Investigators collected DNA from an initial 12,584 MS patients with varying degrees of disease progression. They also gathered disease severity scores while adjusting for patient-specific variables such as age. Once collected, researchers analyzed the DNA in attempt to identify specific loci within the DNA closely that were associated with more severe or more progressive disease.

Importantly, the team collected information on an additional 9,805 patients to ensure their results could be replicated in a different population. After analyzing data from the second set of patients, two loci of interest were identified.

The first locus was attributed to MS progression. In those with typical genetic code in this location, MS progression occurred as expected. However, in those with a mutation in this specific location, disease progression occurred more rapidly. While this locus presents opportunities for further research, no specific information regarding a mutation’s role in progression could be determined.

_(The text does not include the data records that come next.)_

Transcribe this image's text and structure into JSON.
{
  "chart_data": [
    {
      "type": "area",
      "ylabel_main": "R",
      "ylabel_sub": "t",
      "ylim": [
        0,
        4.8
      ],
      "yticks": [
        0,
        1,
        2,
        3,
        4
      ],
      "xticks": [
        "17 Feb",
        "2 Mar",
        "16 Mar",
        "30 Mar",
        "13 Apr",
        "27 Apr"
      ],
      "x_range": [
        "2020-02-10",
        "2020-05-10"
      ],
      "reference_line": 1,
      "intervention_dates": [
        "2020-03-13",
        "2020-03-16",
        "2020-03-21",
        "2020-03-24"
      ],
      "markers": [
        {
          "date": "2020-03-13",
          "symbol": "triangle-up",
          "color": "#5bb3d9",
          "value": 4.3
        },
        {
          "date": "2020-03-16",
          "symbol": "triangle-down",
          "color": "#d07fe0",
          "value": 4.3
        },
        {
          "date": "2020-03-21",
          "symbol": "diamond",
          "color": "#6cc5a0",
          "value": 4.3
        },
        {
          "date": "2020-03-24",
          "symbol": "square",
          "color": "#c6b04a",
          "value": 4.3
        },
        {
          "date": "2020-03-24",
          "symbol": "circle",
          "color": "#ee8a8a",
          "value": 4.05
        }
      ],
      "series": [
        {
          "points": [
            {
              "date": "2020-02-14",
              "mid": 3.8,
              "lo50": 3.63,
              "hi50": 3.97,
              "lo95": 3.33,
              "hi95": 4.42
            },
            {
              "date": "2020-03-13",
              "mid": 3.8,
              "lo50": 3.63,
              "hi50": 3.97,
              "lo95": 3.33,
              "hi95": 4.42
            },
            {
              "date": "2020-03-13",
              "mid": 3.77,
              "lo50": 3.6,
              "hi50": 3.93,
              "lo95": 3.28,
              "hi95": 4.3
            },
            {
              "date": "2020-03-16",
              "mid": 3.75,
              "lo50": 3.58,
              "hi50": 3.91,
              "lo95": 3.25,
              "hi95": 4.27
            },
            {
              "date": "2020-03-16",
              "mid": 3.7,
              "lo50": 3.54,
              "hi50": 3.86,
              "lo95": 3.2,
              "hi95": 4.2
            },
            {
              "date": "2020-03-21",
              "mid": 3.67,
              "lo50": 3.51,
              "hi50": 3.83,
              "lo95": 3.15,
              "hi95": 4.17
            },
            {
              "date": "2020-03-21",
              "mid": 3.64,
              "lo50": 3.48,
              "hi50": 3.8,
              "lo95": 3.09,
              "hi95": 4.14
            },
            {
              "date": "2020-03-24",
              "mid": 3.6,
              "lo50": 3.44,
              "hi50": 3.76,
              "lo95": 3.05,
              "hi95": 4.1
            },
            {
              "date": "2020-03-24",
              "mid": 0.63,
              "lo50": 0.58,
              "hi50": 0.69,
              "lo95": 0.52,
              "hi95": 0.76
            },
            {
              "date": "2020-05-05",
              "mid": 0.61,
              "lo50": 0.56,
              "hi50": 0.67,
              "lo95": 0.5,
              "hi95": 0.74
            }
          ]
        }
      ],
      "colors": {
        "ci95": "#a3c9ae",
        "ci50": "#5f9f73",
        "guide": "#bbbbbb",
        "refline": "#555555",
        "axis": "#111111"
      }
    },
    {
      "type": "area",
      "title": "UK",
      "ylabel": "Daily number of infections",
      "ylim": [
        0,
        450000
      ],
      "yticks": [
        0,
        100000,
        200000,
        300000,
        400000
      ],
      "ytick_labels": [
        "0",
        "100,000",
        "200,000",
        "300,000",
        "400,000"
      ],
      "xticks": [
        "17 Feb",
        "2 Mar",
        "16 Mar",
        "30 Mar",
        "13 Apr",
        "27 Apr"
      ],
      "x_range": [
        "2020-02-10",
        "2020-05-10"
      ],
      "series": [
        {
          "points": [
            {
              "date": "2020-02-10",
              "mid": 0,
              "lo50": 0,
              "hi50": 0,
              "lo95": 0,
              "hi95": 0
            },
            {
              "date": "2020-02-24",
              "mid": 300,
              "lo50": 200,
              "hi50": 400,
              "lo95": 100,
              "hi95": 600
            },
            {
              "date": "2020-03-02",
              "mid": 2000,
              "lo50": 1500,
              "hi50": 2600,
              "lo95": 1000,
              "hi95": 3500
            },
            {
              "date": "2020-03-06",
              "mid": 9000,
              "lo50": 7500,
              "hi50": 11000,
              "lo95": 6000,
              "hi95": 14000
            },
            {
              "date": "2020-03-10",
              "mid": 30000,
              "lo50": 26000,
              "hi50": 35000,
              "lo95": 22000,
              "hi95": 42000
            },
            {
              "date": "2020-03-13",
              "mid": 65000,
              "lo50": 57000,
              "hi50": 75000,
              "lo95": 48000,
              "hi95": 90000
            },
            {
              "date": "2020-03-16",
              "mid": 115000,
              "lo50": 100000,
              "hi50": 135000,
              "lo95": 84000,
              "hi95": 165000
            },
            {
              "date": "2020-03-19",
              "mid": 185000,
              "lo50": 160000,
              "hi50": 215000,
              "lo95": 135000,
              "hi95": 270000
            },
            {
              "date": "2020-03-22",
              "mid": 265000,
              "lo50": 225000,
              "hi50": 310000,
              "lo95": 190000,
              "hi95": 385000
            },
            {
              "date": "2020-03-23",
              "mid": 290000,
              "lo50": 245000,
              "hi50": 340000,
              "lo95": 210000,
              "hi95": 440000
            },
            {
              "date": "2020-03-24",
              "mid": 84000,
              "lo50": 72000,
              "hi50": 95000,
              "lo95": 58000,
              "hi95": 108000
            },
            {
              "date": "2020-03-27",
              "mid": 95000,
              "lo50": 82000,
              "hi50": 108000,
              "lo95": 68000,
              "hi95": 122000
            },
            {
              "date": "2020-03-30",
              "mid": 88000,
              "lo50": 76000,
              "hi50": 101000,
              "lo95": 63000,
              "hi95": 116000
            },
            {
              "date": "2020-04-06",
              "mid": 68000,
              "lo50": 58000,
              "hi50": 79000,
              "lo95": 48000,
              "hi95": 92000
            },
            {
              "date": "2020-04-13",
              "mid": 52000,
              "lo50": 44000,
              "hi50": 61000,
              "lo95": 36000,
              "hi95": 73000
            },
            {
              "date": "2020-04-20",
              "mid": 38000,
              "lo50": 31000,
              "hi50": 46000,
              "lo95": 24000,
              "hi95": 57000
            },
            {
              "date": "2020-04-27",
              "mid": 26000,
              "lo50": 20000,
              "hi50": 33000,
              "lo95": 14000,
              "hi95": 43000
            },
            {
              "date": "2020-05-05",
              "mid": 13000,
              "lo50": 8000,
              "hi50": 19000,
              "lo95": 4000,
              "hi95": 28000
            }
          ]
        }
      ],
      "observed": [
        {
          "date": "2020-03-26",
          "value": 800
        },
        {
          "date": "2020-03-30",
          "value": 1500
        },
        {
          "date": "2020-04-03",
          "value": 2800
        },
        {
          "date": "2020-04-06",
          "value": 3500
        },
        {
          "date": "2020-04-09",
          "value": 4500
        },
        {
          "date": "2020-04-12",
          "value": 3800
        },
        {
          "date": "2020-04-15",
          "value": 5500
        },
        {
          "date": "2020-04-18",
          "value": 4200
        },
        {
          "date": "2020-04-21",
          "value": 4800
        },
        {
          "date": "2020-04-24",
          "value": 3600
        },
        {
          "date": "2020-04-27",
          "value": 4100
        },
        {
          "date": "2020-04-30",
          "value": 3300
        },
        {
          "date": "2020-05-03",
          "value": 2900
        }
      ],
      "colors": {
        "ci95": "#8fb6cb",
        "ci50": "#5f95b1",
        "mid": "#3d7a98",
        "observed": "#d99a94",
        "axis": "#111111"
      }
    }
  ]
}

The second locus, however, provided more insight. In those with mutations in the second locus, the median time until needing a walking aid decreased by 3.3 to 3.7 years, depending on the genetic variant present.

The authors described the magnitude of this genetic influence as similar to that of disease-modifying treatment (DMT) for MS. While DMT drugs such as beta-interferon have been shown to delay disability and the need for a walking aid by about four years, this new research suggests that possessing these mutations may accelerate the time to requiring a walking aid by a similar timeframe—essentially negating the benefit of existing DMTs for certain individuals with MS.

While this discovery provides groundbreaking evidence of genetic influence on MS, many questions remain. However, the findings provide a roadmap for future studies and potential targets for drug development.